Apple is hiring the iPhone ancestor Newton and Nvidia is introducing the Geforce 3 in detail – that happened on February 27th? Every day, PC Games Hardware takes a look back at the young but eventful history of the computer.
…1998: The personal digital assistant, PDA for short, is the notepad of the future: it remembers addresses and telephone numbers, records small texts, manages appointments, and later even allows wireless Internet access. But in the early 1990s, when Apple released the Newton, the world wasn’t quite ready for such a handwriting-recognizing portable mini-calculator. And so the Newton fails despite its strengths: On February 27, 1998, the end of development is announced. The company’s new interim boss, Steve Jobs, wants to refocus on selling Macintosh computers – a strategy that’s paying off and putting Apple back in the black. However, many years later, Apple launches a new handheld computing device, a touchscreen PDA with Internet and phone capabilities: the iPhone.
…2001: After Steve Jobs presented the Geforce 3 together with David Kirk at the MacWorld of the same year, Nvidia officially presented the Geforce 3 on February 27, 2001. The “miracle” GPU NV20 included the first publicly available arithmetic logic units that conformed to the 1.1 versions of the shader specification in Microsoft’s DirectX 8. Thanks to the “freely programmable” shader units – called nFinite FX Engine – unimagined graphic effects should be possible.
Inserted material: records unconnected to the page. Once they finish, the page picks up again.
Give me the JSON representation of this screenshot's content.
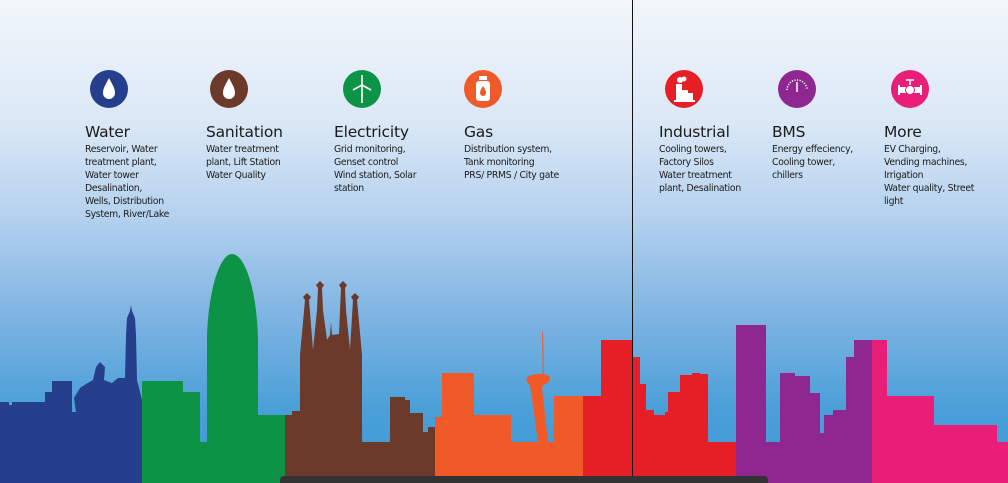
{
  "categories": [
    {
      "title": "Water",
      "desc": "Reservoir, Water\ntreatment plant,\nWater tower\nDesalination,\nWells, Distribution\nSystem, River/Lake",
      "icon": "water-drop-icon",
      "color": "#263f8c"
    },
    {
      "title": "Sanitation",
      "desc": "Water treatment\nplant, Lift Station\nWater Quality",
      "icon": "water-drop-icon",
      "color": "#6b3a2a"
    },
    {
      "title": "Electricity",
      "desc": "Grid monitoring,\nGenset control\nWind station, Solar\nstation",
      "icon": "wind-turbine-icon",
      "color": "#0d9345"
    },
    {
      "title": "Gas",
      "desc": "Distribution system,\nTank monitoring\nPRS/ PRMS / City gate",
      "icon": "gas-cylinder-icon",
      "color": "#f05a28"
    },
    {
      "title": "Industrial",
      "desc": "Cooling towers,\nFactory Silos\nWater treatment\nplant, Desalination",
      "icon": "factory-icon",
      "color": "#e61e25"
    },
    {
      "title": "BMS",
      "desc": "Energy effeciency,\nCooling tower,\nchillers",
      "icon": "gauge-icon",
      "color": "#8e278f"
    },
    {
      "title": "More",
      "desc": "EV Charging,\nVending machines,\nIrrigation\nWater quality, Street\nlight",
      "icon": "valve-icon",
      "color": "#e91e79"
    }
  ]
}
In fact, however, the Geforce 3 also brought other technologies that are now established as the standard into the mainstream graphics area. Examples of this were a crossbar memory controller to reduce wastage in graphics RAM access, multisampling antialiasing (in the Geforce 3 only implemented as 2x RGMSAA) or up to 8:1 anisotropic, trilinear texture filter (Ati offered 16: 1 AF, but only with the Radeon 9700 a year and a half later also in connection with a trilinear basic filter). In addition, Nvidia now also uses a hidden surface removal method in order to be able to detect and remove hidden surfaces in the final scene ahead of time, thus saving computing power.